Allerdings bricht Goltermann die Arbeit an diesem aufschlussreichen Puzzle, das den ersten Teil ihrer Darstellung ausmacht, 1949/50 ab. Denn um diese Zeit, so ihr Argument, änderten sich die "Sagbarkeitsregeln". Doch nicht nur das: Mit dem Ende der unmittelbaren Besatzungsherrschaft und der als bedrohlich empfundenen Entnazifizierung, vor allem aber mit dem wirtschaftlichen Aufschwung und der insgesamt gelingenden gesellschaftlichen Wiedereingliederung verschwanden tatsächlich bei den meisten der bis dahin therapierten Kriegsheimkehrer die Symptome. Ähnliches dürfte für die vermutlich hohe Dunkelziffer der klinisch nie vorstellig Gewordenen gelten, mit denen sich die Darstellung leider wenig befasst.

Den Kern des Buches bildet eine minutiöse Auseinandersetzung mit der medizinischen Gutachterpraxis der fünfziger Jahre. Dabei wird deutlich, wie die Falldiskussionen und Stellungnahmen der Experten, die der Anerkennung von Rentenansprüchen vorausgingen, die "Produktion psychiatrischen Wissens" befeuerten. Zunächst galt als gesichert, dass der im Krieg strapazierte Mensch, sofern er keine ererbten negativen Anlagen in sich trägt, selbst schwerste seelische Belastungen ohne bleibende Neurosen übersteht. Kein Gedanke, dass es so etwas wie Trauma geben könnte.

Der Umstand, dass sich die westdeutsche Nachkriegspsychiatrie mit dieser Position auf Erkenntnisse berufen konnte, die man bereits im Ersten Weltkrieg gewonnen hatte und die auch international beachtet wurden, bestärkte das Selbstbewusstsein ihrer Protagonisten, in deren Reihen vormalige "Euthanasie"-Gutachter unbehelligt Dienst taten. Unübersehbar verbanden sich hier Traditionen rigider Diagnostik mit harten, von der Verfasserin aber kaum in den Blick genommenen vergangenheitspolitischen Interessen und Positionen. So zum Beispiel gegenüber mutmaßlichen "Rentenneurotikern", deren Ansprüche Kurt Schneider, seit 1939 Beratender Militärpsychiater des Heeres und seit 1946 Ordinarius in Heidelberg, mit einer ganz und gar außerfachlichen Begründung abwies: "Eine Teilhabe am Gesamtschicksal eines Volkes kann man nicht berenten."

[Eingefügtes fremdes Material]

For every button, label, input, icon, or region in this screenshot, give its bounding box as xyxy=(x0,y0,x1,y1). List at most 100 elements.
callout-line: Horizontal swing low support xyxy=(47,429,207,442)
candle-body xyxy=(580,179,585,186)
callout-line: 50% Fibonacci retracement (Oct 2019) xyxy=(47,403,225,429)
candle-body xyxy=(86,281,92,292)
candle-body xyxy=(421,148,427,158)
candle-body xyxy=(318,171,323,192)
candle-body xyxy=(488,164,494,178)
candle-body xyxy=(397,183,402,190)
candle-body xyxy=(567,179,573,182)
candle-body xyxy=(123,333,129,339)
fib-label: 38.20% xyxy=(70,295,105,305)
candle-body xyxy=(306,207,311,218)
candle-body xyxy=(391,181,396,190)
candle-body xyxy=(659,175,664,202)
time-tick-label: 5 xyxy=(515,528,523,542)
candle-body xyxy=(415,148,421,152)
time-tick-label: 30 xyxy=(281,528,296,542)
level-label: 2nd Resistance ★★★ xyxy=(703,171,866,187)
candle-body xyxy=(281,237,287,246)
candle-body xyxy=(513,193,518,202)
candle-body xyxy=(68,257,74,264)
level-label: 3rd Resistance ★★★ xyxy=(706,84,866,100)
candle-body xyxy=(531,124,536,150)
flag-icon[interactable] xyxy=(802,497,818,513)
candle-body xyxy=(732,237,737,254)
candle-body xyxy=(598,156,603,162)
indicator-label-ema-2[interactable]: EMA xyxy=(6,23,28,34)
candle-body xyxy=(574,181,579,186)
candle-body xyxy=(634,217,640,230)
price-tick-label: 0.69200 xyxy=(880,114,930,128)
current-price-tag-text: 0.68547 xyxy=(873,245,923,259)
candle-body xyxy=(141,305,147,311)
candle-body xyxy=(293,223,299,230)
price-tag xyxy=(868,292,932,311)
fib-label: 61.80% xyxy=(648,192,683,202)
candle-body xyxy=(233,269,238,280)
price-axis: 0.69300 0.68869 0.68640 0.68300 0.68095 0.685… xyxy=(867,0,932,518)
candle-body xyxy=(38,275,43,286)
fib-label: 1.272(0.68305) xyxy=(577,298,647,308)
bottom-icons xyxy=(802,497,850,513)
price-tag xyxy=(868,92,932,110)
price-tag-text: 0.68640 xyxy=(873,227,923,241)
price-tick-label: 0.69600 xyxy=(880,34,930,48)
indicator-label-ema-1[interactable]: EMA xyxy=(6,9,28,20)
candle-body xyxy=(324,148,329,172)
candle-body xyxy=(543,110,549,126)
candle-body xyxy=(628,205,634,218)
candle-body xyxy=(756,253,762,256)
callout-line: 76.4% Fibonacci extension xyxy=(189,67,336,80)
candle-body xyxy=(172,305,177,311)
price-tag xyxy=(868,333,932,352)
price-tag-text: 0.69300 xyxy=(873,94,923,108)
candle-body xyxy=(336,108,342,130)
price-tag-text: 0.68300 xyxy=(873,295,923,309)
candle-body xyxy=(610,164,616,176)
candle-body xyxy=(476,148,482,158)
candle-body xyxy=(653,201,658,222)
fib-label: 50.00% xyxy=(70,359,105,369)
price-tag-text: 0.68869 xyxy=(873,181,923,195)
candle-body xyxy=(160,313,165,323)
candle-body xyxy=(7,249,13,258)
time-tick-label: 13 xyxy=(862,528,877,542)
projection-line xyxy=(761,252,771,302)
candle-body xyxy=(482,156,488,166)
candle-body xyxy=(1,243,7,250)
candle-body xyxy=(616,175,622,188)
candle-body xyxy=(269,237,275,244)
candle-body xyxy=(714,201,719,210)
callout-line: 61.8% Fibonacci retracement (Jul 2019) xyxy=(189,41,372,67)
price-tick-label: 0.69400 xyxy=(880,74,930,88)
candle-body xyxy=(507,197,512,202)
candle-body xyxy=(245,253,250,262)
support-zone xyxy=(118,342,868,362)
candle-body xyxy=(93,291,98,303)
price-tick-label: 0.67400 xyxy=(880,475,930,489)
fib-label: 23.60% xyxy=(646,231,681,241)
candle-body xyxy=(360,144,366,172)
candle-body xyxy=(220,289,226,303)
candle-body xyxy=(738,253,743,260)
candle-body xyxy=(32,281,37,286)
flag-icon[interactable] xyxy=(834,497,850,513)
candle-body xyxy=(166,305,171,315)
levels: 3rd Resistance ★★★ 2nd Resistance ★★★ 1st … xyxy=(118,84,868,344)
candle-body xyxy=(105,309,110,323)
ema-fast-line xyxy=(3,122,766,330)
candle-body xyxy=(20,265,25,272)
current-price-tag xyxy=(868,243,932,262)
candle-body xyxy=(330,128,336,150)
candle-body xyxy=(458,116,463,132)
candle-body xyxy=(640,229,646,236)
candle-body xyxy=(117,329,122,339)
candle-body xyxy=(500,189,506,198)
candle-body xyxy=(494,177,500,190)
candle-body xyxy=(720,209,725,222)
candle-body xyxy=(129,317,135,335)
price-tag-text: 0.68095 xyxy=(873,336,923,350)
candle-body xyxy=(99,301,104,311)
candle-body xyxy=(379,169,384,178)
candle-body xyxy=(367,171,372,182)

Gegen solche Ansichten machte jedoch seit Anfang der fünfziger Jahre der Verband der Heimkehrer Front, für den bald 2000 Ärzte, meist Internisten, ehrenamtlich tätig waren. Besonders bei Spätheimkehrern aus sowjetischer Kriegsgefangenschaft diagnostizierten diese nun vermehrt Beschwerden aufgrund zurückliegender Dystrophien (vor allem Hungerschäden). Daraufhin setzte auch bei den Psychiatern ein gewisser Sinneswandel ein. Allerdings bestanden sie darauf, neurotische Störungen könnten nur insoweit Rentenansprüche begründen, als "organische Veränderungen am Zentralnervensystem" nachweisbar seien. Eine zu laxe Praxis der Anerkennung sollte durch Hirnuntersuchungen – bis hin zum risikoreichen "Luftencephalogramm" – verhindert werden.

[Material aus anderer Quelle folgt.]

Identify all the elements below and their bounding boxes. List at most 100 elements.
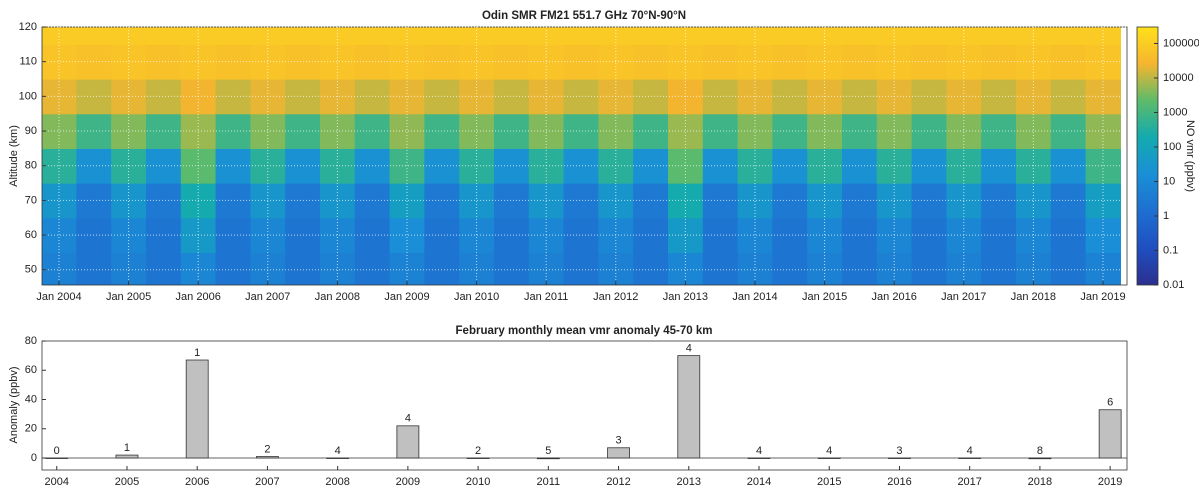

Gegenüber vormaligen NS-Verfolgten kamen solche Verfahren nicht zur Anwendung. Eine Erklärung dafür, dass diese vielmehr seit Ende der fünfziger Jahre von einem sich verändernden psychiatrischen Wissen profitierten, welches seelische Spätschäden zunehmend anerkannte, sieht Svenja Goltermann im fundamentalen Unterschied zwischen dem bundesdeutschen Sozial- und dem nach alliierten Maßgaben ausgestalteten Wiedergutmachungsrecht. Sie konstatiert eine Opferkonkurrenz zwischen deutschen Heimkehrern und jüdischen Überlebenden, die – und das ist nicht frei von anklägerischen Untertönen – seit den sechziger Jahren zulasten der Soldaten gegangen sei. Vor allem die Medien hätten jetzt aufgehört, eine "öffentliche Anwaltschaft" zu übernehmen "für die Kriegsheimkehrer und ihr Anliegen, die Gleichheit der Menschen vor grausamer Behandlung und schrecklichen Erfahrungen gegenüber der Politik einzuklagen".